Bencana banjir di Sumatra sudah berlangsung lebih dari dua pekan sejak akhir November lalu. Pemerintah menyatakan bahwa bencana tersebut sudah berhasil ditangani sendiri. “Bencana ini sekali lagi adalah musibah, tetapi sekaligus menguji kita. Alhamdulillah, kita kuat. Kita mengatasi masalah dengan kekuatan kita sendiri,” ujar Presiden Prabowo pada Perayaan HUT Puncak Golkar ke-61.
Akan tetapi, fakta di lapangan menunjukkan hal sebaliknya. Sejumlah laporan di lapangan menunjukkan bahwa masih banyak daerah yang belum tersentuh bantuan Pemerintah. Hambatan akses, kurangnya koordinasi antar instansi, serta keterbatasan infrastruktur membuat proses penyaluran bantuan tidak merata. Akibatnya, banyak warga di wilayah terpencil terpaksa bertahan tanpa suplai logistik yang memadai, sementara kondisi darurat terus berlangsung.
Sejumlah warga terpaksa berjalan kaki selama berhari-hari hanya untuk mendapatkan sedikit makanan. Mereka menembus medan yang rusak akibat bencana. Mereka melewati reruntuhan bangunan, tanah longsor dan jalan yang terputus. Kondisi ini menunjukkan betapa kritisnya situasi kebutuhan pangan di lokasi terdampak dan betapa tidak meratanya distribusi logistik yang seharusnya dapat segera menjangkau seluruh korban.

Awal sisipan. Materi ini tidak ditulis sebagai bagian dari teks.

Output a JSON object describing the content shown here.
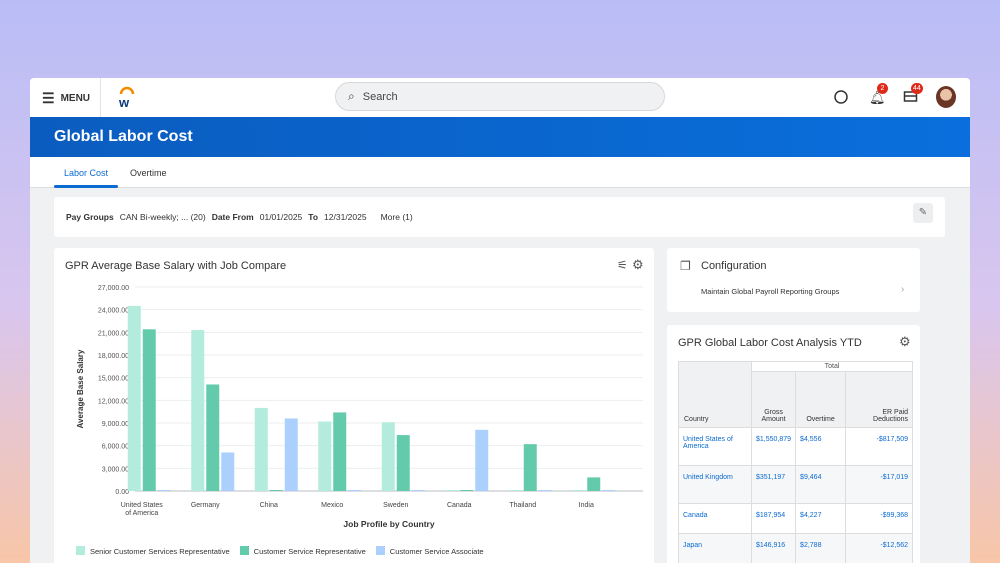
{
  "header": {
    "menu_label": "MENU",
    "search_placeholder": "Search",
    "notifications_count": "2",
    "inbox_count": "44"
  },
  "page": {
    "title": "Global Labor Cost"
  },
  "tabs": [
    {
      "label": "Labor Cost",
      "active": true
    },
    {
      "label": "Overtime",
      "active": false
    }
  ],
  "filters": {
    "pay_groups_label": "Pay Groups",
    "pay_groups_value": "CAN Bi-weekly; ... (20)",
    "date_from_label": "Date From",
    "date_from_value": "01/01/2025",
    "to_label": "To",
    "to_value": "12/31/2025",
    "more_label": "More (1)"
  },
  "configuration": {
    "title": "Configuration",
    "link": "Maintain Global Payroll Reporting Groups"
  },
  "analysis": {
    "title": "GPR Global Labor Cost Analysis YTD",
    "group_header": "Total",
    "columns": [
      "Country",
      "Gross Amount",
      "Overtime",
      "ER Paid Deductions"
    ],
    "rows": [
      [
        "United States of America",
        "$1,550,879",
        "$4,556",
        "-$817,509"
      ],
      [
        "United Kingdom",
        "$351,197",
        "$9,464",
        "-$17,019"
      ],
      [
        "Canada",
        "$187,954",
        "$4,227",
        "-$99,368"
      ],
      [
        "Japan",
        "$146,916",
        "$2,788",
        "-$12,562"
      ]
    ]
  },
  "chart_data": {
    "type": "bar",
    "title": "GPR Average Base Salary with Job Compare",
    "xlabel": "Job Profile by Country",
    "ylabel": "Average Base Salary",
    "ylim": [
      0,
      27000
    ],
    "yticks": [
      "0.00",
      "3,000.00",
      "6,000.00",
      "9,000.00",
      "12,000.00",
      "15,000.00",
      "18,000.00",
      "21,000.00",
      "24,000.00",
      "27,000.00"
    ],
    "categories": [
      "United States of America",
      "Germany",
      "China",
      "Mexico",
      "Sweden",
      "Canada",
      "Thailand",
      "India"
    ],
    "grid": true,
    "legend": "bottom",
    "series": [
      {
        "name": "Senior Customer Services Representative",
        "color": "#b3ecdc",
        "values": [
          24500,
          21300,
          11000,
          9200,
          9100,
          0,
          0,
          0
        ]
      },
      {
        "name": "Customer Service Representative",
        "color": "#63cbab",
        "values": [
          21400,
          14100,
          0,
          10400,
          7400,
          0,
          6200,
          1800
        ]
      },
      {
        "name": "Customer Service Associate",
        "color": "#abd0fd",
        "values": [
          0,
          5100,
          9600,
          0,
          0,
          8100,
          0,
          0
        ]
      }
    ]
  }
}
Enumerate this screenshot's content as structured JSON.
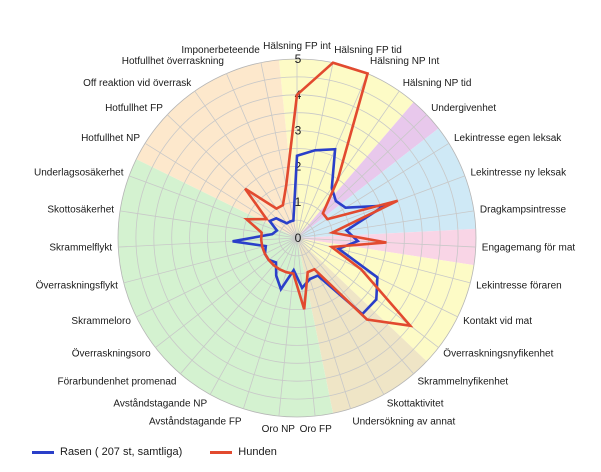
{
  "chart_data": {
    "type": "radar",
    "title": "",
    "categories": [
      "Hälsning FP int",
      "Hälsning FP tid",
      "Hälsning NP Int",
      "Hälsning NP tid",
      "Undergivenhet",
      "Lekintresse egen leksak",
      "Lekintresse ny leksak",
      "Dragkampsintresse",
      "Engagemang för mat",
      "Lekintresse föraren",
      "Kontakt vid mat",
      "Överraskningsnyfikenhet",
      "Skrammelnyfikenhet",
      "Skottaktivitet",
      "Undersökning av annat",
      "Oro FP",
      "Oro NP",
      "Avståndstagande FP",
      "Avståndstagande NP",
      "Förarbundenhet promenad",
      "Överraskningsoro",
      "Skrammeloro",
      "Överraskningsflykt",
      "Skrammelflykt",
      "Skottosäkerhet",
      "Underlagsosäkerhet",
      "Hotfullhet NP",
      "Hotfullhet FP",
      "Off reaktion vid överrask",
      "Hotfullhet överraskning",
      "Imponerbeteende"
    ],
    "rmax": 5,
    "ticks": [
      "0",
      "1",
      "2",
      "3",
      "4",
      "5"
    ],
    "series": [
      {
        "name": "Rasen ( 207 st, samtliga)",
        "color": "#2a3fc9",
        "values": [
          2.3,
          2.5,
          2.7,
          1.7,
          1.5,
          1.6,
          2.6,
          1.4,
          1.7,
          1.2,
          2.5,
          2.8,
          2.8,
          1.2,
          1.2,
          1.4,
          0.9,
          1.5,
          1.2,
          0.9,
          1.0,
          1.0,
          0.9,
          1.8,
          0.7,
          0.6,
          0.9,
          0.8,
          0.5,
          0.5,
          0.5
        ]
      },
      {
        "name": "Hunden",
        "color": "#e24a2f",
        "values": [
          4.0,
          5.0,
          5.0,
          2.0,
          1.0,
          1.0,
          3.0,
          1.0,
          2.5,
          1.0,
          2.0,
          4.0,
          3.0,
          1.0,
          1.0,
          2.0,
          1.0,
          1.0,
          1.0,
          1.0,
          1.0,
          1.0,
          1.0,
          1.0,
          1.0,
          1.5,
          1.0,
          2.0,
          1.0,
          1.0,
          1.5
        ]
      }
    ],
    "background_sectors": [
      {
        "from": 0,
        "to": 3,
        "color": "#fdfbc6"
      },
      {
        "from": 4,
        "to": 4,
        "color": "#e8c8ec"
      },
      {
        "from": 5,
        "to": 7,
        "color": "#cfe9f6"
      },
      {
        "from": 8,
        "to": 8,
        "color": "#f9d5e6"
      },
      {
        "from": 9,
        "to": 11,
        "color": "#fdfbc6"
      },
      {
        "from": 12,
        "to": 14,
        "color": "#efe5c6"
      },
      {
        "from": 15,
        "to": 25,
        "color": "#d4f2d0"
      },
      {
        "from": 26,
        "to": 30,
        "color": "#fde8cc"
      }
    ],
    "grid": true,
    "legend_position": "bottom-left"
  }
}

Gubernur Aceh bahkan menegaskan bahwa sebagian rakyatnya meninggal bukan karena dampak langsung bencana, melainkan karena kelaparan yang tak tertanggulangi di daerah bencana.
Prinsip Dasar Kepemimpinan Negara

Persoalan mendasar dari lambannya penanganan bencana dan lemahnya keberpihakan pada rakyat sesungguhnya berakar pada cara pandang bernegara dan paradigma kepemimpinan. Banyak pejabat melihat kekuasaan bukan sebagai amanah untuk melindungi dan menyejahterakan rakyat. Mereka memandang kekuasaan sebagai posisi strategis yang dapat dimanfaatkan untuk memperluas jejaring, pengaruh serta keuntungan politik. Ketika pola pikir ini mengakar, negara kehilangan orientasi moralnya dan gagal menjalankan fungsi asasinya sebagai pelindung warganya.

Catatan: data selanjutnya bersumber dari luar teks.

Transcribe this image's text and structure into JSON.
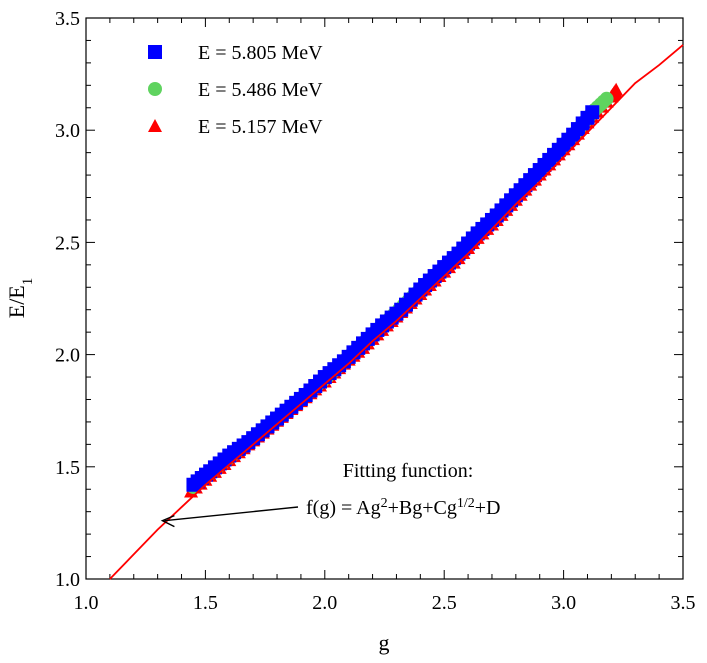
{
  "chart_data": {
    "type": "scatter",
    "title": "",
    "xlabel": "g",
    "ylabel_main": "E/E",
    "ylabel_sub": "1",
    "xlim": [
      1.0,
      3.5
    ],
    "ylim": [
      1.0,
      3.5
    ],
    "x_ticks": [
      1.0,
      1.5,
      2.0,
      2.5,
      3.0,
      3.5
    ],
    "x_tick_labels": [
      "1.0",
      "1.5",
      "2.0",
      "2.5",
      "3.0",
      "3.5"
    ],
    "y_ticks": [
      1.0,
      1.5,
      2.0,
      2.5,
      3.0,
      3.5
    ],
    "y_tick_labels": [
      "1.0",
      "1.5",
      "2.0",
      "2.5",
      "3.0",
      "3.5"
    ],
    "grid": false,
    "legend_position": "top-left",
    "series": [
      {
        "name": "E = 5.805 MeV",
        "marker": "square",
        "color": "#0000ff",
        "x": [
          1.45,
          1.52,
          1.6,
          1.68,
          1.76,
          1.84,
          1.92,
          2.0,
          2.08,
          2.16,
          2.24,
          2.32,
          2.4,
          2.48,
          2.56,
          2.64,
          2.72,
          2.8,
          2.88,
          2.96,
          3.04,
          3.12
        ],
        "y": [
          1.42,
          1.48,
          1.55,
          1.61,
          1.68,
          1.75,
          1.82,
          1.9,
          1.97,
          2.05,
          2.13,
          2.2,
          2.29,
          2.37,
          2.45,
          2.54,
          2.62,
          2.71,
          2.8,
          2.89,
          2.98,
          3.08
        ]
      },
      {
        "name": "E = 5.486 MeV",
        "marker": "circle",
        "color": "#5fd35f",
        "x": [
          1.45,
          1.53,
          1.61,
          1.69,
          1.77,
          1.85,
          1.93,
          2.01,
          2.09,
          2.17,
          2.25,
          2.33,
          2.41,
          2.49,
          2.57,
          2.65,
          2.73,
          2.81,
          2.89,
          2.97,
          3.05,
          3.13,
          3.18
        ],
        "y": [
          1.41,
          1.48,
          1.55,
          1.62,
          1.69,
          1.76,
          1.83,
          1.9,
          1.98,
          2.06,
          2.14,
          2.22,
          2.3,
          2.38,
          2.46,
          2.55,
          2.63,
          2.72,
          2.81,
          2.9,
          2.99,
          3.09,
          3.14
        ]
      },
      {
        "name": "E = 5.157 MeV",
        "marker": "triangle",
        "color": "#ff0000",
        "x": [
          1.44,
          1.52,
          1.6,
          1.68,
          1.76,
          1.84,
          1.92,
          2.0,
          2.08,
          2.16,
          2.24,
          2.32,
          2.4,
          2.48,
          2.56,
          2.64,
          2.72,
          2.8,
          2.88,
          2.96,
          3.04,
          3.12,
          3.2,
          3.22
        ],
        "y": [
          1.39,
          1.46,
          1.53,
          1.6,
          1.67,
          1.74,
          1.81,
          1.88,
          1.96,
          2.03,
          2.11,
          2.19,
          2.27,
          2.35,
          2.43,
          2.52,
          2.6,
          2.69,
          2.78,
          2.87,
          2.96,
          3.06,
          3.15,
          3.18
        ]
      }
    ],
    "fit_curve": {
      "name": "fit",
      "color": "#ff0000",
      "x": [
        1.1,
        1.2,
        1.3,
        1.4,
        1.5,
        1.6,
        1.7,
        1.8,
        1.9,
        2.0,
        2.1,
        2.2,
        2.3,
        2.4,
        2.5,
        2.6,
        2.7,
        2.8,
        2.9,
        3.0,
        3.1,
        3.2,
        3.3,
        3.4,
        3.5
      ],
      "y": [
        1.0,
        1.11,
        1.22,
        1.32,
        1.42,
        1.51,
        1.6,
        1.69,
        1.78,
        1.87,
        1.96,
        2.06,
        2.15,
        2.25,
        2.35,
        2.45,
        2.56,
        2.67,
        2.77,
        2.88,
        2.99,
        3.1,
        3.21,
        3.29,
        3.38
      ]
    },
    "annotation": {
      "title": "Fitting function:",
      "formula_parts": [
        {
          "text": "f(g) = Ag",
          "sup": false
        },
        {
          "text": "2",
          "sup": true
        },
        {
          "text": "+Bg+Cg",
          "sup": false
        },
        {
          "text": "1/2",
          "sup": true
        },
        {
          "text": "+D",
          "sup": false
        }
      ],
      "arrow_to": [
        1.32,
        1.26
      ]
    }
  }
}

Dalam praktiknya, sistem demokrasi sering terkooptasi oleh kepentingan para pemilik modal. Akibatnya, penguasa sering mendahulukan kepentingan para pemilik modal yang telah menjadi investor politik mereka daripada kepentingan rakyat. Para pemilik modal ini memberikan dukungan finansial tentu tidak secara cuma-cuma. Semua itu adalah investasi yang harus kembali dalam bentuk kemudahan izin, pengabaian hukum atau perlindungan atas operasi bisnis mereka. Akibatnya, relasi kuasa berubah: bukan rakyat yang menjadi prioritas, melainkan para penyandang dana politik yang menuntut balas jasa. Itulah mengapa, pembalakan hutan ratusan ribu bahkan jutaan hektar oleh para pengusaha justru dilegalkan oleh negara. Tak peduli hal itu merugikan rakyat banyak. Bencana banjir akibat penggundulan hutan hanya salah satunya.

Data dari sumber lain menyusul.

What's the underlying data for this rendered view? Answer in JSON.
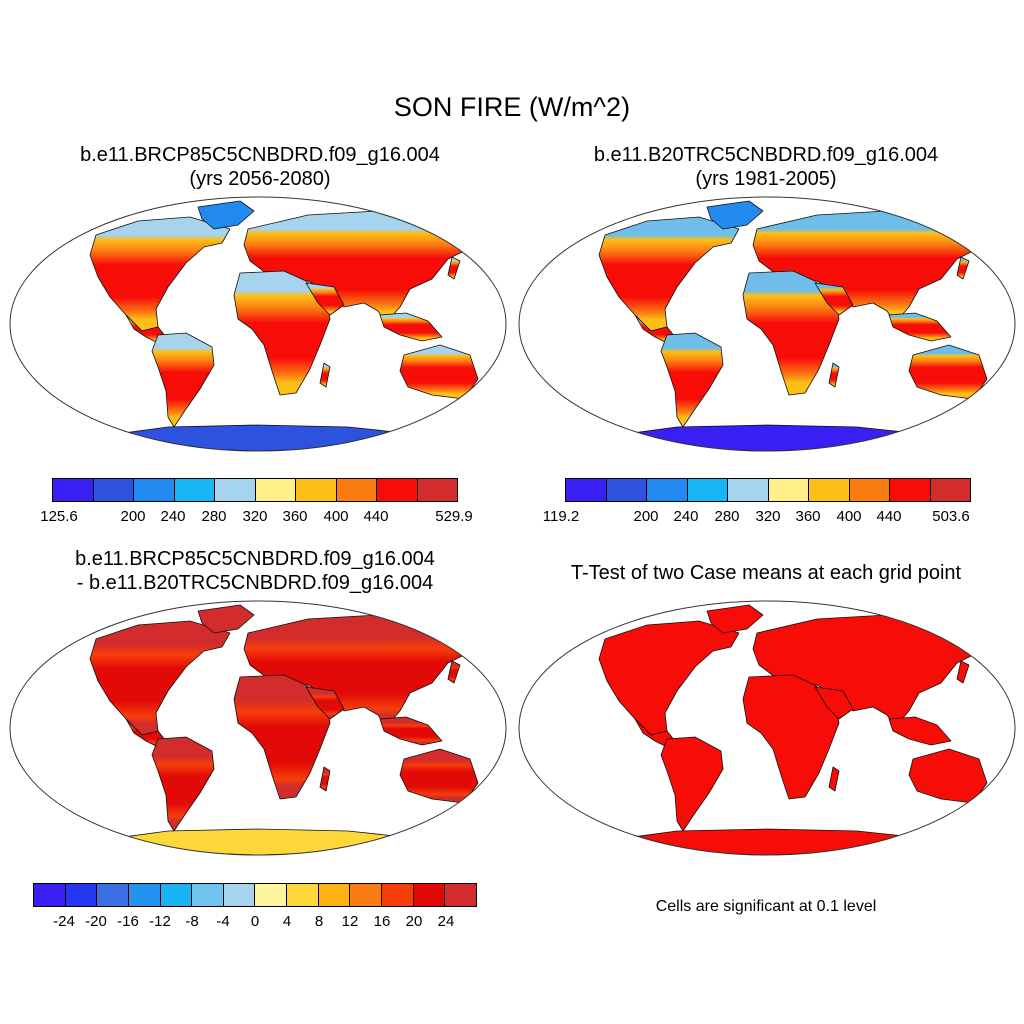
{
  "title": "SON FIRE (W/m^2)",
  "panels": {
    "future": {
      "title_line1": "b.e11.BRCP85C5CNBDRD.f09_g16.004",
      "title_line2": "(yrs 2056-2080)",
      "colorbar": {
        "min_label": "125.6",
        "max_label": "529.9",
        "labels": [
          "200",
          "240",
          "280",
          "320",
          "360",
          "400",
          "440"
        ],
        "colors": [
          "#3a1ff5",
          "#2e52e0",
          "#2189ef",
          "#18b6f2",
          "#a6d3ee",
          "#fff08a",
          "#fdbf16",
          "#fb7d12",
          "#f70c08",
          "#d32c2c"
        ]
      }
    },
    "historical": {
      "title_line1": "b.e11.B20TRC5CNBDRD.f09_g16.004",
      "title_line2": "(yrs 1981-2005)",
      "colorbar": {
        "min_label": "119.2",
        "max_label": "503.6",
        "labels": [
          "200",
          "240",
          "280",
          "320",
          "360",
          "400",
          "440"
        ],
        "colors": [
          "#3a1ff5",
          "#2e52e0",
          "#2189ef",
          "#18b6f2",
          "#a6d3ee",
          "#fff08a",
          "#fdbf16",
          "#fb7d12",
          "#f70c08",
          "#d32c2c"
        ]
      }
    },
    "difference": {
      "title_line1": "b.e11.BRCP85C5CNBDRD.f09_g16.004",
      "title_line2": "- b.e11.B20TRC5CNBDRD.f09_g16.004",
      "colorbar": {
        "labels": [
          "-24",
          "-20",
          "-16",
          "-12",
          "-8",
          "-4",
          "0",
          "4",
          "8",
          "12",
          "16",
          "20",
          "24"
        ],
        "colors": [
          "#3a1ff5",
          "#2438f2",
          "#3a6fe2",
          "#2293ef",
          "#19b2f2",
          "#6fc3ef",
          "#a6d3ee",
          "#fff59c",
          "#fdd83a",
          "#fdb214",
          "#fb7d12",
          "#f73d0a",
          "#e10a06",
          "#d32c2c"
        ]
      }
    },
    "ttest": {
      "title": "T-Test of two Case means at each grid point",
      "note": "Cells are significant at 0.1 level",
      "color": "#f70c08"
    }
  }
}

Wajar jika hingga hari ini belum ada satu pun pemilik perusahaan yang diduga menjadi penyebab bencana ditetapkan sebagai tersangka. Penegakan hukum berjalan lambat, penuh tarik ulur, dan cenderung menghindari aktor-aktor besar yang memiliki koneksi kuat dengan elite kekuasaan. Ketidakberanian aparat untuk menyentuh para pemilik modal menunjukkan betapa hukum telah mengalami penyimpangan. Betapa kuatnya pengaruh oligarki dalam menentukan arah kebijakan maupun proses penegakan keadilan.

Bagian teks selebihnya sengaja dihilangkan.